It's a well know fact that if $X$ is a topological path connected space then $H_0(X) = \mathbb{Z}$ and $\tilde{H}_0(X) = 0$ as stated and linked here : $H_0 ( X )$ is free abelian on the path components of $X$ ., The zeroth homology group corresponds to path components, zero relative homology.
I was wondering if the statement or the proofs given in the homology with $\mathbb{Z}-$coefficient could be replaced word by word to obtain $H_0(X;R) = R$ and $\tilde{H}_0(X;R) = 0$ with $R$ arbitrary PID.
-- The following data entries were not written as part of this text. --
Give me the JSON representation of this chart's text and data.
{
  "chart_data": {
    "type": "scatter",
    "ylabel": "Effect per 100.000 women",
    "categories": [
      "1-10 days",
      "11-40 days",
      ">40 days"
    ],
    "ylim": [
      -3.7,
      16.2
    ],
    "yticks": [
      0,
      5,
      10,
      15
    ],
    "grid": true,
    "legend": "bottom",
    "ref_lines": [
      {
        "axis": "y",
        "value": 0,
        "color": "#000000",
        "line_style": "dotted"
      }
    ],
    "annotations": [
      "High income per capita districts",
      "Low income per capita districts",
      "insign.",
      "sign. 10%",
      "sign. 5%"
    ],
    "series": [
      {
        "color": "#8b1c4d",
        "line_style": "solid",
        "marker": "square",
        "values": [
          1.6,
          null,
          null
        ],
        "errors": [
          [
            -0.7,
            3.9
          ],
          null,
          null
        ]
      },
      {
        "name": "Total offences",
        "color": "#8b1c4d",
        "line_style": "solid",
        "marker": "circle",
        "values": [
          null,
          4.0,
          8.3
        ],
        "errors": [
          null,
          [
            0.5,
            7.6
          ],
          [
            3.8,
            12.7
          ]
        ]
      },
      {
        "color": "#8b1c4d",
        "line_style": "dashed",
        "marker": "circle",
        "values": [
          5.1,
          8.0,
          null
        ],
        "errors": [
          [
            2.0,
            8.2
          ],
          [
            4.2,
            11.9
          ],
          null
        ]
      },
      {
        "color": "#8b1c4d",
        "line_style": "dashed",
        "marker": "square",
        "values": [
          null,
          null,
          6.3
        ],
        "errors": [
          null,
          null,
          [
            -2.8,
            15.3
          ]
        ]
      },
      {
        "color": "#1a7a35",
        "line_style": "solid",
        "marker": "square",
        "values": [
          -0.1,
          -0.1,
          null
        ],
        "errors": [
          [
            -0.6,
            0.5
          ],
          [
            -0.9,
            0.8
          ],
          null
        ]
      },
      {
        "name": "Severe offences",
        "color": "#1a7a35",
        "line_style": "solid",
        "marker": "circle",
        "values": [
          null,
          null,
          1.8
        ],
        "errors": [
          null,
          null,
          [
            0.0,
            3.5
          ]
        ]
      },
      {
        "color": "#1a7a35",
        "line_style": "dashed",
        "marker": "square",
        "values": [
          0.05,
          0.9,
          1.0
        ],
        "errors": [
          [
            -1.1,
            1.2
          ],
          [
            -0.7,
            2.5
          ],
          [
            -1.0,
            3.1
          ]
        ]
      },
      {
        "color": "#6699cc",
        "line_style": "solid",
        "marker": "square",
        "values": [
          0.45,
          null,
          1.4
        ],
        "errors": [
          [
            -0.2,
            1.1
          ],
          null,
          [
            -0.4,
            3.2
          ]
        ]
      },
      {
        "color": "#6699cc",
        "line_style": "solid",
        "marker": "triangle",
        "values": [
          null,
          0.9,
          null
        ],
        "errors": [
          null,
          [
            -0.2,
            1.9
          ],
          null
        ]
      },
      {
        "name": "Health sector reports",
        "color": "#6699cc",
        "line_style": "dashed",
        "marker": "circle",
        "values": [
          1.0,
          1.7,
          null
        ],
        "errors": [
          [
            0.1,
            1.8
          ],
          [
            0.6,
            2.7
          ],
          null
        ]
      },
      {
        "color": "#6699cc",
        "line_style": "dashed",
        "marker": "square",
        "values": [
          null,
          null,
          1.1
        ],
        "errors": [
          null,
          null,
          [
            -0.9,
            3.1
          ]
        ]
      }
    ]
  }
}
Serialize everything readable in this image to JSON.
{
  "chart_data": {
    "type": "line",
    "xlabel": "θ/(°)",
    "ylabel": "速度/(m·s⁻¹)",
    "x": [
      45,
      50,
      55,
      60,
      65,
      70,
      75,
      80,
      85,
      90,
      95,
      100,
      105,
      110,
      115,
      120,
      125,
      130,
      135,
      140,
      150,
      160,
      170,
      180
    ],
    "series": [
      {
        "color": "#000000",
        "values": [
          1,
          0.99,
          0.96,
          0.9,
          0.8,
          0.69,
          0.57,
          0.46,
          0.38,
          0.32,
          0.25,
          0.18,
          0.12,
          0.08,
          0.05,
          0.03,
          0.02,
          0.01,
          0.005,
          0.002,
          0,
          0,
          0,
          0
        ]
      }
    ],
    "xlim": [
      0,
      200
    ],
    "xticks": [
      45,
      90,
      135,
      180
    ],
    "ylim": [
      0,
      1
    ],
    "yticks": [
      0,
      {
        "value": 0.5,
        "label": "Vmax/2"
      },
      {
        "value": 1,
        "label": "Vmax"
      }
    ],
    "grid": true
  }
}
Is this a true extension ? Any help would be appreciated
Best Answer
There are two ways to define the homology groups $H_n(X;R)$:
Via the singular chain complex $C_*(X;R)$ with coefficients in $R$ whose $n$-th component $C_n(X;R)$ is the free $R$-module having as a basis the singular $n$-simplices in $X$. This is completely analogous to the "usual" singular chain complex $C_*(X)$ with coefficients in $\mathbb Z$ . In fact, $C_*(X;\mathbb Z) = C_*(X)$.
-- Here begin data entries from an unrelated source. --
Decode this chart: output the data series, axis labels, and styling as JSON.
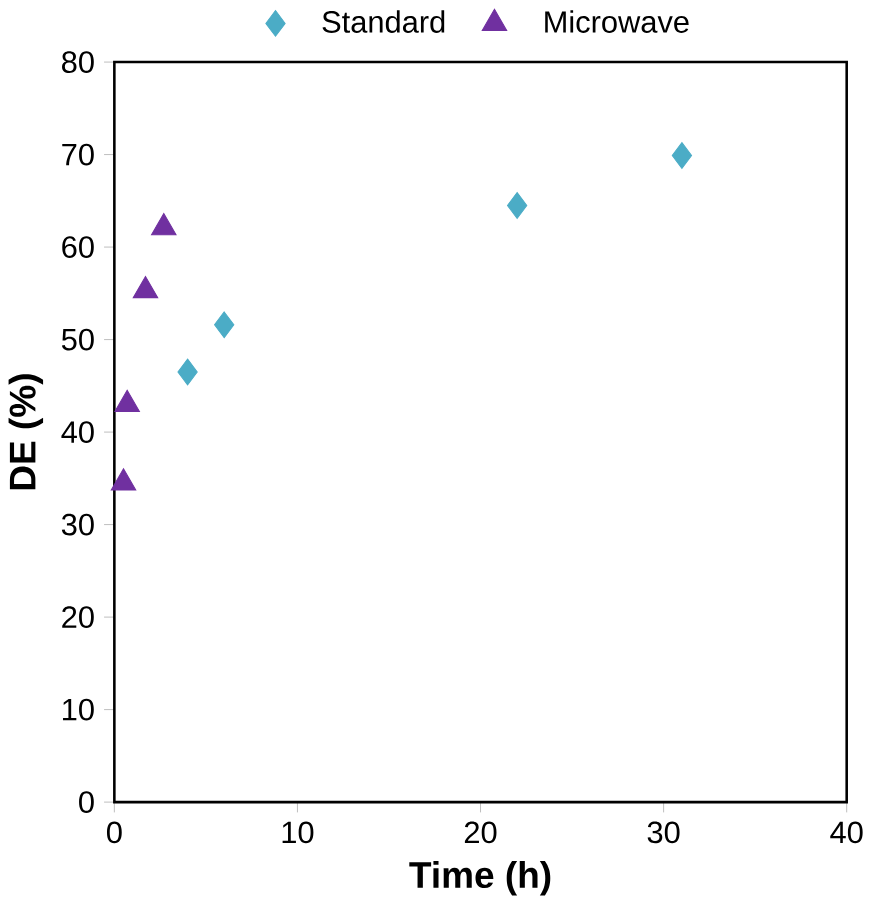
{
  "chart_data": {
    "type": "scatter",
    "xlabel": "Time (h)",
    "ylabel": "DE (%)",
    "xlim": [
      0,
      40
    ],
    "xticks": [
      0,
      10,
      20,
      30,
      40
    ],
    "ylim": [
      0,
      80
    ],
    "yticks": [
      0,
      10,
      20,
      30,
      40,
      50,
      60,
      70,
      80
    ],
    "legend": "top",
    "grid": false,
    "series": [
      {
        "name": "Standard",
        "color": "#4bacc6",
        "marker": "diamond",
        "x": [
          4,
          6,
          22,
          31
        ],
        "values": [
          46.5,
          51.6,
          64.5,
          69.9
        ]
      },
      {
        "name": "Microwave",
        "color": "#7030a0",
        "marker": "triangle",
        "x": [
          0.5,
          0.7,
          1.7,
          2.7
        ],
        "values": [
          34.5,
          43,
          55.3,
          62.1
        ]
      }
    ]
  }
}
For any abelian group $A$ one can define the singular chain complex with coefficients in $A$ by $C_*(X;A) = C_*(X) \otimes_{\mathbb Z} A$.
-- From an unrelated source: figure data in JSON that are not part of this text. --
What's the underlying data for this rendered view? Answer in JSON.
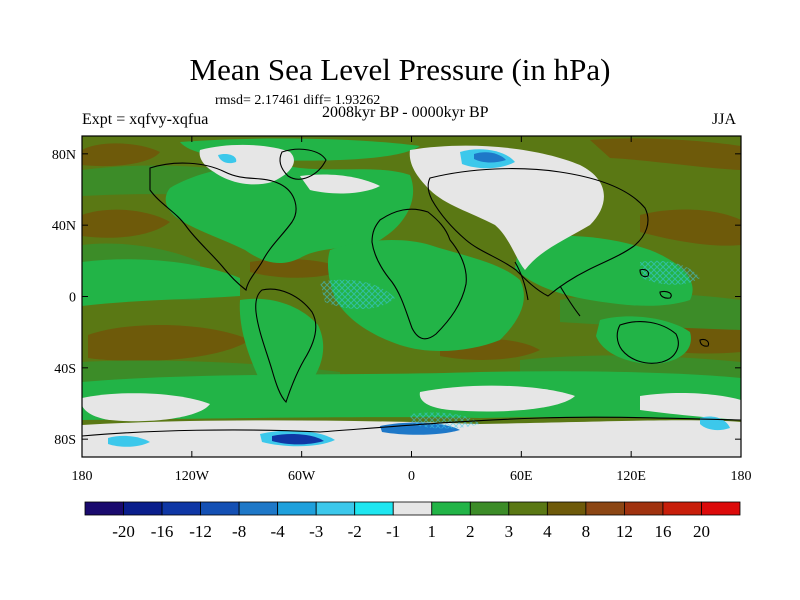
{
  "title": "Mean Sea Level Pressure (in hPa)",
  "stats": "rmsd= 2.17461 diff= 1.93262",
  "experiment": "Expt = xqfvy-xqfua",
  "period": "2008kyr BP - 0000kyr BP",
  "season": "JJA",
  "lon_ticks": [
    "180",
    "120W",
    "60W",
    "0",
    "60E",
    "120E",
    "180"
  ],
  "lat_ticks": [
    "80N",
    "40N",
    "0",
    "40S",
    "80S"
  ],
  "colorbar": {
    "labels": [
      "-20",
      "-16",
      "-12",
      "-8",
      "-4",
      "-3",
      "-2",
      "-1",
      "1",
      "2",
      "3",
      "4",
      "8",
      "12",
      "16",
      "20"
    ],
    "colors": [
      "#1a0a6e",
      "#0a1e8c",
      "#0f37a5",
      "#1450b4",
      "#1e78c8",
      "#1ea0dc",
      "#3cc8eb",
      "#1ee6f0",
      "#e6e6e6",
      "#22b447",
      "#3c8c28",
      "#5a7814",
      "#6e5a0a",
      "#8c4614",
      "#a0320f",
      "#c81e0a",
      "#dc0a0a"
    ]
  },
  "map_colors": {
    "ocean_base": "#5a7814",
    "green_mid": "#3c8c28",
    "green_light": "#22b447",
    "neutral": "#e6e6e6",
    "brown": "#6e5a0a",
    "cyan": "#3cc8eb",
    "blue": "#1e78c8",
    "dark_blue": "#0f37a5"
  }
}
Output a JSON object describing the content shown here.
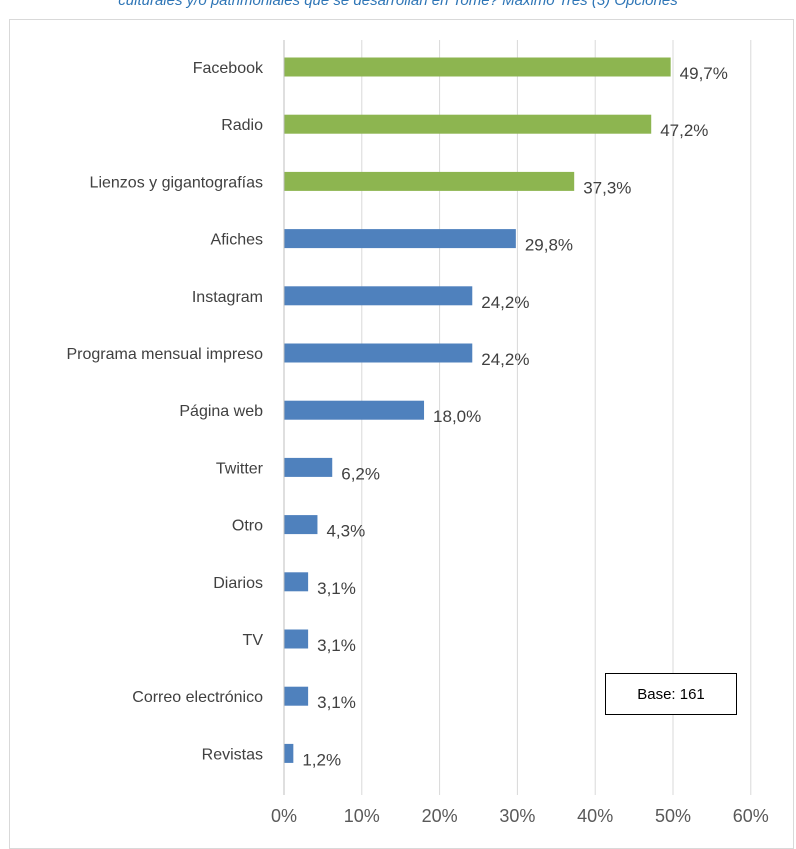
{
  "caption": "culturales y/o patrimoniales que se desarrollan en Tomé? Máximo Tres (3) Opciones",
  "note": "Base: 161",
  "chart_data": {
    "type": "bar",
    "orientation": "horizontal",
    "categories": [
      "Facebook",
      "Radio",
      "Lienzos y gigantografías",
      "Afiches",
      "Instagram",
      "Programa mensual impreso",
      "Página web",
      "Twitter",
      "Otro",
      "Diarios",
      "TV",
      "Correo electrónico",
      "Revistas"
    ],
    "values": [
      49.7,
      47.2,
      37.3,
      29.8,
      24.2,
      24.2,
      18.0,
      6.2,
      4.3,
      3.1,
      3.1,
      3.1,
      1.2
    ],
    "value_labels": [
      "49,7%",
      "47,2%",
      "37,3%",
      "29,8%",
      "24,2%",
      "24,2%",
      "18,0%",
      "6,2%",
      "4,3%",
      "3,1%",
      "3,1%",
      "3,1%",
      "1,2%"
    ],
    "bar_colors": [
      "#8DB550",
      "#8DB550",
      "#8DB550",
      "#4F81BD",
      "#4F81BD",
      "#4F81BD",
      "#4F81BD",
      "#4F81BD",
      "#4F81BD",
      "#4F81BD",
      "#4F81BD",
      "#4F81BD",
      "#4F81BD"
    ],
    "xlim": [
      0,
      60
    ],
    "xticks": [
      0,
      10,
      20,
      30,
      40,
      50,
      60
    ],
    "xtick_labels": [
      "0%",
      "10%",
      "20%",
      "30%",
      "40%",
      "50%",
      "60%"
    ],
    "grid": true,
    "legend": "none"
  }
}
Clearly, if $A = R$, then 1. and 2. yield naturally isomorphic chain complexes. However, the perspective is somewhat different: In 1. we get a chain complex consisting of free $R$-modules, in 2. we get a chain complex consisting of abelian groups and ignore the $R$-module structure. Therefore in 1. the homology groups $H_n(X;R)$ have the structure of $R$-modules, but in 2. they are only abelian groups. As abelian groups both constructs are identical.
This makes clear that for a path connected space $X$ we have $H_0(X;R) = R$ and $\tilde{H}_0(X;R) = 0$. The proof is exactly the same as for "usual" homology groups.